Security
Agentend takes a defense-in-depth approach to security. The PALADIN system provides 5 layers of injection defense, while the auth module handles identity verification and the guardrails module validates inputs and outputs.
PALADIN — 5-layer injection defense
PALADIN (Proactive Agent-Layer Anti-injection Defense INfrastructure) is a multi-layer system that detects and neutralizes injection attacks before they reach the LLM. Layer 1 — the InputSanitizer — runs on every incoming request.
Layer 1: Input sanitization
The InputSanitizer strips control characters, removes known injection patterns, and validates input length. It detects and blocks:
- •Script injection —
<script>,<iframe>,<object>tags - •Protocol abuse —
javascript:anddata:text/htmlURIs - •Event handler injection — inline
on*=attributes - •Template injection —
${...}and{{...}}patterns - •Code execution —
exec(),eval(),__import__ - •SQL injection — UNION, SELECT, INSERT, UPDATE, DELETE, DROP, CREATE, ALTER keywords
- •Shell injection — command chaining (
; rm), pipe to shell, backtick substitution,$()expansion
from agentend.security.sanitizer import InputSanitizer
sanitizer = InputSanitizer(
max_length=100000,
allow_html=False,
allow_sql=False,
allow_shell=False,
)
# Sanitize user input
clean = sanitizer.sanitize(user_input)
# Check for injection patterns
patterns = sanitizer.has_injection_patterns(user_input)
if patterns:
log.warning(f"Detected injection patterns: {patterns}")Layer 2: Prompt armoring
System prompts are wrapped with injection-resistant delimiters and instructions that tell the LLM to ignore overrides embedded in user input.
Layer 3: Output validation
Agent responses are scanned for leaked system prompts, PII, and hallucinated tool calls before being sent to the client.
Layer 4: Tool call validation
Tool calls are validated against a whitelist of allowed tools and argument schemas before execution. This prevents the LLM from invoking tools it should not have access to or passing malicious arguments.

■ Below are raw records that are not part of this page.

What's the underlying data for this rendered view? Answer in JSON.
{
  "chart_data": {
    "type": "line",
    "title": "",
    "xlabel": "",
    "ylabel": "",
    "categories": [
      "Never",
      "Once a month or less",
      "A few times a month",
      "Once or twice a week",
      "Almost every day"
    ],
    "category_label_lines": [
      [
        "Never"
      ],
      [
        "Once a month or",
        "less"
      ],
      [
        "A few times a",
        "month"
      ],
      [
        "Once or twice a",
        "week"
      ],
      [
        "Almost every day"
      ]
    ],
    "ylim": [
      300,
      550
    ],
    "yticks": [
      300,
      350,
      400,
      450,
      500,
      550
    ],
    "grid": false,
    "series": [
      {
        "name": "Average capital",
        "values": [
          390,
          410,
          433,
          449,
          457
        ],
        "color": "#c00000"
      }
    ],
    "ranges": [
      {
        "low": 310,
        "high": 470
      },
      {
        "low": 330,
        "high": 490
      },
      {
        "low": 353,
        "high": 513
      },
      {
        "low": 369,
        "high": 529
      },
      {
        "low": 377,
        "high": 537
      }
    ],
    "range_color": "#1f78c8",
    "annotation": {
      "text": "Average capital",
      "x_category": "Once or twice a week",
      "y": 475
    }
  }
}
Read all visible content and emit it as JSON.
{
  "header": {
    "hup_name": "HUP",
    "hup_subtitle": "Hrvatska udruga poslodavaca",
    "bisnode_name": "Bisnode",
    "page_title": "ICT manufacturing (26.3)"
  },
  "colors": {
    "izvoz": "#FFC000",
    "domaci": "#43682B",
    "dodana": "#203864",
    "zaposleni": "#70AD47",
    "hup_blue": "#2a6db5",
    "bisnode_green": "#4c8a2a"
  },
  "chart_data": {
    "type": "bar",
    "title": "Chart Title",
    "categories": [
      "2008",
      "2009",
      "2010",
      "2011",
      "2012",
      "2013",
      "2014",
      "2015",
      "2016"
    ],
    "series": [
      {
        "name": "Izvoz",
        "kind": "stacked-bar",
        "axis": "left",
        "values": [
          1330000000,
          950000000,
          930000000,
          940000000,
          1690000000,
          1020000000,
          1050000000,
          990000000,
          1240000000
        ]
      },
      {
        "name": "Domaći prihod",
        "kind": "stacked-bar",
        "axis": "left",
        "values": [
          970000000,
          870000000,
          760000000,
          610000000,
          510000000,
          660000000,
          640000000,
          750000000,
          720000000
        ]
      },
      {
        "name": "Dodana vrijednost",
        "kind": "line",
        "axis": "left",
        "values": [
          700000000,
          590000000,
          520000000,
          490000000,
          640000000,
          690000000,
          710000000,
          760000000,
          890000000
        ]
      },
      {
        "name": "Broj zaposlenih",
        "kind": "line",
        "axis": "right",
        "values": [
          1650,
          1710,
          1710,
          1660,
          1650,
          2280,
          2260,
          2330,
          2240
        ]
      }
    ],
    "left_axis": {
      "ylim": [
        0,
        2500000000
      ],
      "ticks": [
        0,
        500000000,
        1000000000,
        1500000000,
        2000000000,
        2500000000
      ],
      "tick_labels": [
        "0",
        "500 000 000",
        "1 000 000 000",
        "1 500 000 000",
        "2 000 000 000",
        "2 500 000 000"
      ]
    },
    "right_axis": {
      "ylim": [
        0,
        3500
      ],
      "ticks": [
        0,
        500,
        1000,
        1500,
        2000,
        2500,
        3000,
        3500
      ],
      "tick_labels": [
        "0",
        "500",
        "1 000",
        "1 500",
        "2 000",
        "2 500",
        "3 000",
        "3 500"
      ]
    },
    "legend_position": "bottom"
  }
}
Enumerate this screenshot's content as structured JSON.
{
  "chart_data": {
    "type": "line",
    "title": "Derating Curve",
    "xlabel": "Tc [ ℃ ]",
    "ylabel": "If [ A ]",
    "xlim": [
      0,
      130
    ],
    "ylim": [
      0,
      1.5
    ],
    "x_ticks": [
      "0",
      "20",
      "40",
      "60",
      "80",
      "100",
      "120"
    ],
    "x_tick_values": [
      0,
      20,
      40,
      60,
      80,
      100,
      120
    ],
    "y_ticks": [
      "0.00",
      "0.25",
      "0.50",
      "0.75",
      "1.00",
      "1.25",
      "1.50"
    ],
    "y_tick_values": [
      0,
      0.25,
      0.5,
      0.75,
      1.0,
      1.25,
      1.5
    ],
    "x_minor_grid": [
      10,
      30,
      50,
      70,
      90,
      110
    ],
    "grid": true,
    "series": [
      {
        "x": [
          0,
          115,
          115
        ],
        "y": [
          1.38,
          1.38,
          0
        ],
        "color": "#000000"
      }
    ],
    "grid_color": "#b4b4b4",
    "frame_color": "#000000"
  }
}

Layer 5: Behavioral monitoring
Runtime monitoring detects anomalous patterns like repeated tool calls, unusual output lengths, or attempts to exfiltrate data through side channels.
Authentication
Agentend supports three authentication methods, configured in fleet.yaml:
| Method | Description |
|---|---|
| JWT | JSON Web Tokens with configurable secret and algorithm (default: HS256) |
| OAuth2 | External OAuth2 provider with client ID/secret |
| API Key | Header-based API key validation (default header: X-API-Key) |
# fleet.yaml
auth:
enabled: true
provider: jwt
jwt:
secret: ${JWT_SECRET}
algorithm: HS256Per-capability RBAC
Role-Based Access Control restricts which capabilities a user can invoke. Roles are extracted from the JWT claims and matched against capability requirements at dispatch time.
Guardrails
The guardrails module provides configurable input and output validation:
| Guardrail | Direction | Description |
|---|---|---|
| max_length | Input | Maximum input length (default: 10,000 chars) |
| sanitize_html | Input | Strip HTML tags from input |
| check_pii | Output | Detect personally identifiable information in responses |
| check_toxicity | Output | Check for toxic or harmful content |
| redact_sensitive | Output | Redact sensitive data (keys, passwords, etc.) |
Multi-tenant RLS
Agentend uses PostgreSQL Row-Level Security (RLS) to enforce data isolation between tenants. Every database query is automatically scoped to the authenticated tenant. This is enforced at the persistence layer via SQLAlchemy 2.0 async models, so there is no way to accidentally query another tenant's data.